El motor de arranque continuó girando durante dos minutos, y a lo largo de todo el casco los hombres esperaron el ruido sordo que habría indicado el acople del motor y que ya podía generar potencia para que funcionaran los motores eléctricos. Pero no arrancó. Después de otros treinta segundos, el motor de arranque se detuvo. Se oyó el timbre del teléfono de la sala de control. Ramius descolgó el auricular.
—¿Qué sucede con el diesel, camarada jefe de máquinas? —preguntó secamente el comandante—. Comprendo. Enviaré hombres a popa… ¡Oh! Espere. —Ramius miró a su alrededor. El oficial ayudante de máquinas, Svyadov, se hallaba de pie en la parte posterior del compartimiento—. Necesito un hombre que conozca de motores diesel para que ayude al camarada Melekhin.
—Yo crecí en una granja del Estado —dijo Bugayev—. Empecé a jugar con motores de tractores cuando era un chico.
—Hay un problema adicional…
Bugayev asintió con la cabeza, indicando conocer de qué se trataba.
—Comprendo, camarada comandante, pero necesitamos el diesel, ¿verdad?
—No olvidaré esto, camarada —dijo Ramius con calma.
—Entonces puede comprarme un poco de ron en Cuba, camarada —sonrió animosamente Bugayev—. Quiero conocer nuevos camaradas en Cuba, preferiblemente una con cabello largo.
—¿Puedo acompañarlo, camarada? —preguntó Svyadov. Había estado en camino para entrar de guardia, acercándose a la escotilla del compartimiento del reactor, cuando lo apartaron violentamente los hombres que escapaban.
—Primero vamos a establecer la naturaleza del problema —dijo Bugayev, mirando a Ramius como pidiendo confirmación.

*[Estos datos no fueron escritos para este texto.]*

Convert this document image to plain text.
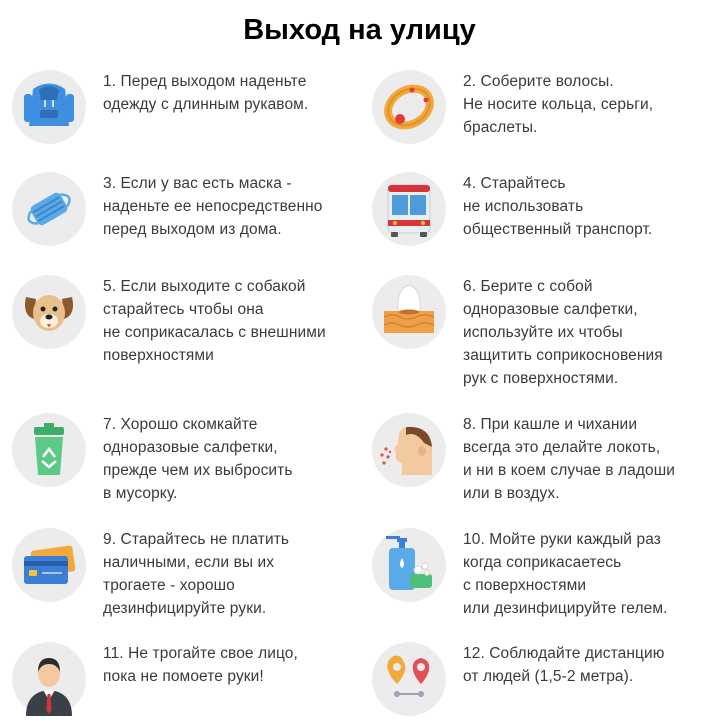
Выход на улицу
1. Перед выходом наденьте
одежду с длинным рукавом.
2. Соберите волосы.
Не носите кольца, серьги,
браслеты.
3. Если у вас есть маска -
наденьте ее непосредственно
перед выходом из дома.
4. Старайтесь
не использовать
общественный транспорт.
5. Если выходите с собакой
старайтесь чтобы она
не соприкасалась с внешними
поверхностями
6. Берите с собой
одноразовые салфетки,
используйте их чтобы
защитить соприкосновения
рук с поверхностями.
7. Хорошо скомкайте
одноразовые салфетки,
прежде чем их выбросить
в мусорку.
8. При кашле и чихании
всегда это делайте локоть,
и ни в коем случае в ладоши
или в воздух.
9. Старайтесь не платить
наличными, если вы их
трогаете - хорошо
дезинфицируйте руки.
10. Мойте руки каждый раз
когда соприкасаетесь
с поверхностями
или дезинфицируйте гелем.
11. Не трогайте свое лицо,
пока не помоете руки!
12. Соблюдайте дистанцию
от людей (1,5-2 метра).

—Sí, tenemos mucho tiempo. Bugayev, infórmeme usted personalmente dentro de diez minutos.
—Comprendido, camarada comandante.
—Svyadov, hágase cargo del puesto del teniente. —Ramius señaló el panel de control de ayudas electrónicas—. Aproveche para aprender cosas nuevas.
El teniente hizo lo que le ordenaban. El comandante parecía muy preocupado. Svyadov nunca lo había visto así.